Schematic of a bistable potential generated with a double-beam optical tweezers.

Optical Tweezers: A Comprehensive Tutorial from Calibration to Applications
Jan Gieseler, Juan Ruben Gomez-Solano, Alessandro Magazzù, Isaac Pérez Castillo, Laura Pérez García, Marta Gironella-Torrent, Xavier Viader-Godoy, Felix Ritort, Giuseppe Pesce, Alejandro V. Arzola, Karen Volke-Sepulveda & Giovanni Volpe
Advances in Optics and Photonics, 13(1), 74-241 (2021)

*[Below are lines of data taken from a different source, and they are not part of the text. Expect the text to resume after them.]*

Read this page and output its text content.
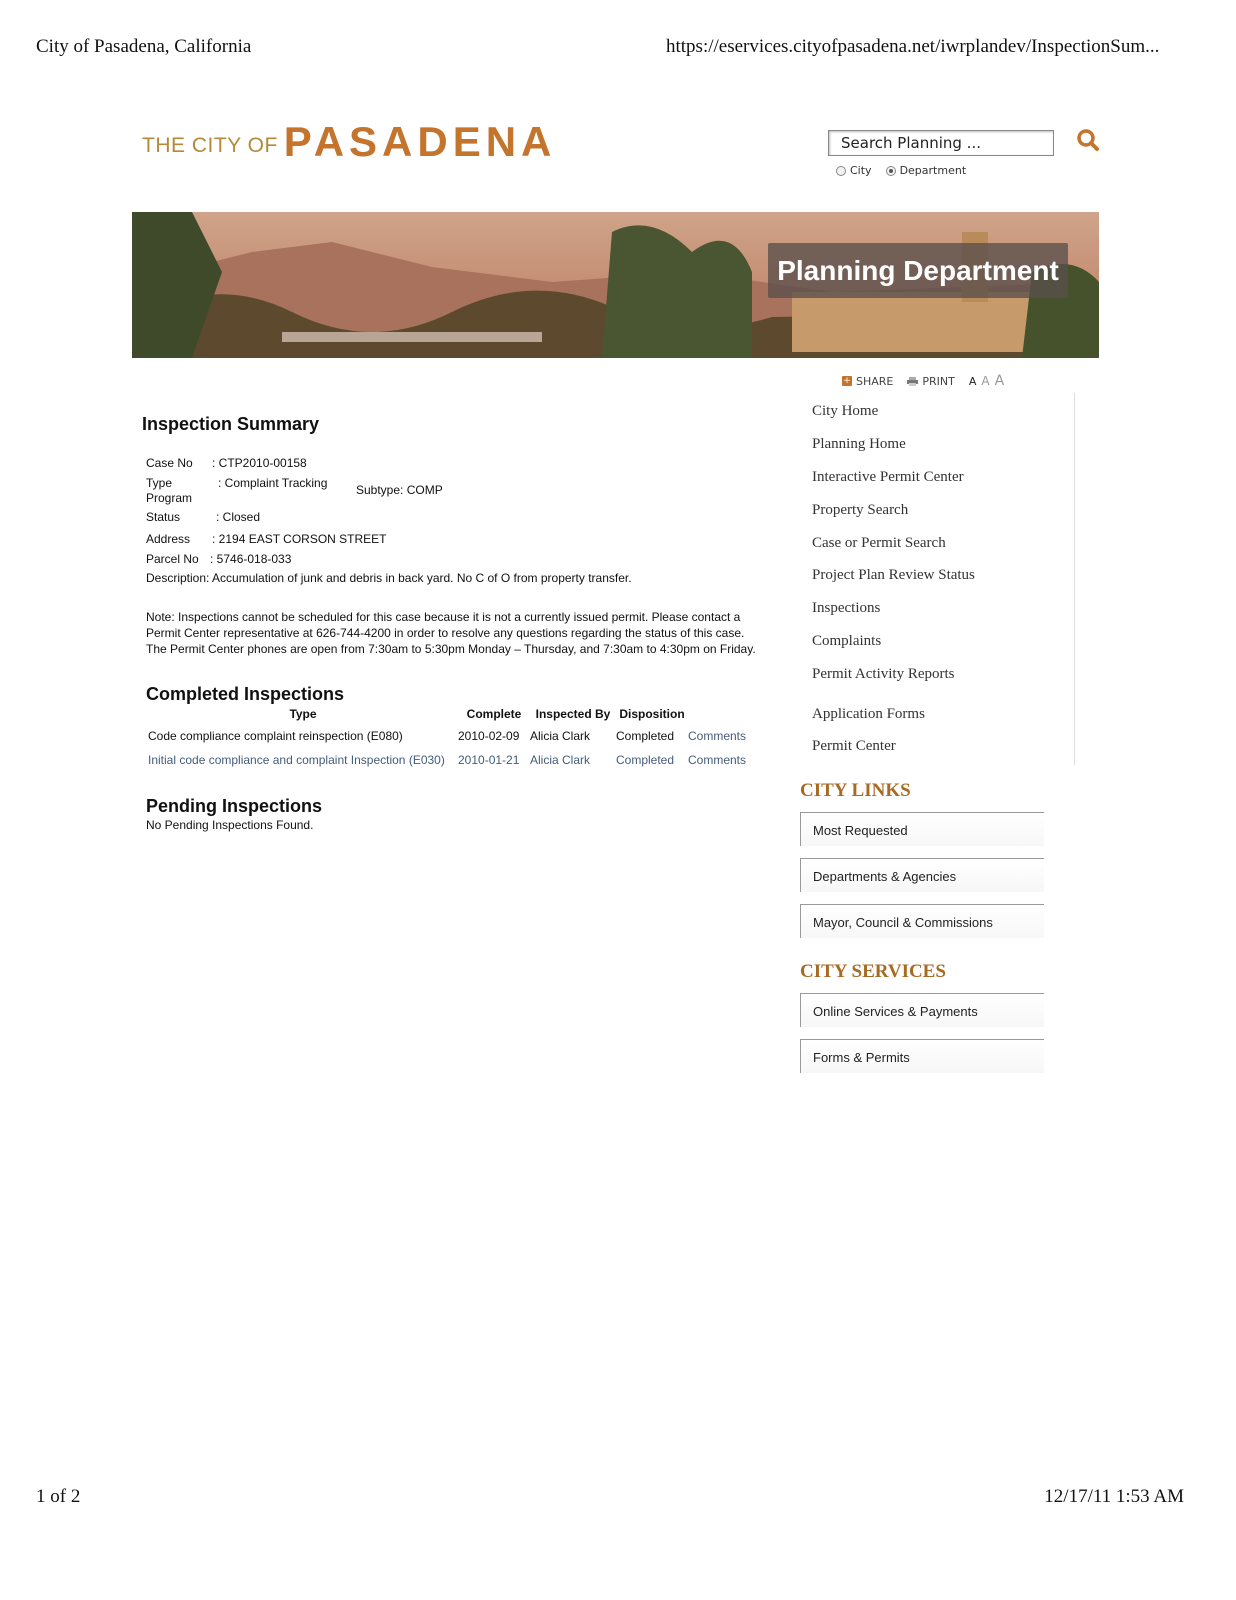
City of Pasadena, California	https://eservices.cityofpasadena.net/iwrplandev/InspectionSum...
1 of 2	12/17/11 1:53 AM
THE CITY OF PASADENA	Search Planning ...
City	Department
Planning Department
+ SHARE	PRINT A A A
Inspection Summary
Case No : CTP2010-00158
Type
Program
: Complaint Tracking Subtype: COMP
Status	: Closed
Address : 2194 EAST CORSON STREET
Parcel No : 5746-018-033
Description: Accumulation of junk and debris in back yard. No C of O from property transfer.
Note: Inspections cannot be scheduled for this case because it is not a currently issued permit. Please contact a
Permit Center representative at 626-744-4200 in order to resolve any questions regarding the status of this case.
The Permit Center phones are open from 7:30am to 5:30pm Monday – Thursday, and 7:30am to 4:30pm on Friday.
Completed Inspections
Type	Complete	Inspected By	Disposition	
Code compliance complaint reinspection (E080)	2010-02-09	Alicia Clark	Completed	Comments
Initial code compliance and complaint Inspection (E030)	2010-01-21	Alicia Clark	Completed	Comments
Pending Inspections
No Pending Inspections Found.
City Home
Planning Home
Interactive Permit Center
Property Search
Case or Permit Search
Project Plan Review Status
Inspections
Complaints
Permit Activity Reports
Application Forms
Permit Center
CITY LINKS
Most Requested
Departments & Agencies
Mayor, Council & Commissions
CITY SERVICES
Online Services & Payments
Forms & Permits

doi: https://doi.org/10.1364/AOP.394888
arXiv: 2004.05246

Since their invention in 1986 by Arthur Ashkin and colleagues, optical tweezers have become an essential tool in several fields of physics, spectroscopy, biology, nanotechnology, and thermodynamics. In this Tutorial, we provide a primer on how to calibrate optical tweezers and how to use them for advanced applications. After a brief general introduction on optical tweezers, we focus on describing and comparing the various available calibration techniques. Then, we discuss some cutting-edge applications of optical tweezers in a liquid medium, namely to study single-molecule and single-cell mechanics, microrheology, colloidal interactions, statistical physics, and transport phenomena. Finally, we consider optical tweezers in vacuum, where the absence of a viscous medium offers vastly different dynamics and presents new challenges. We conclude with some perspectives for the field and the future application of optical tweezers. This Tutorial provides both a step-by-step guide ideal for non-specialists entering the field and a comprehensive manual of advanced techniques useful for expert practitioners. All the examples are complemented by the sample data and software necessary to reproduce them.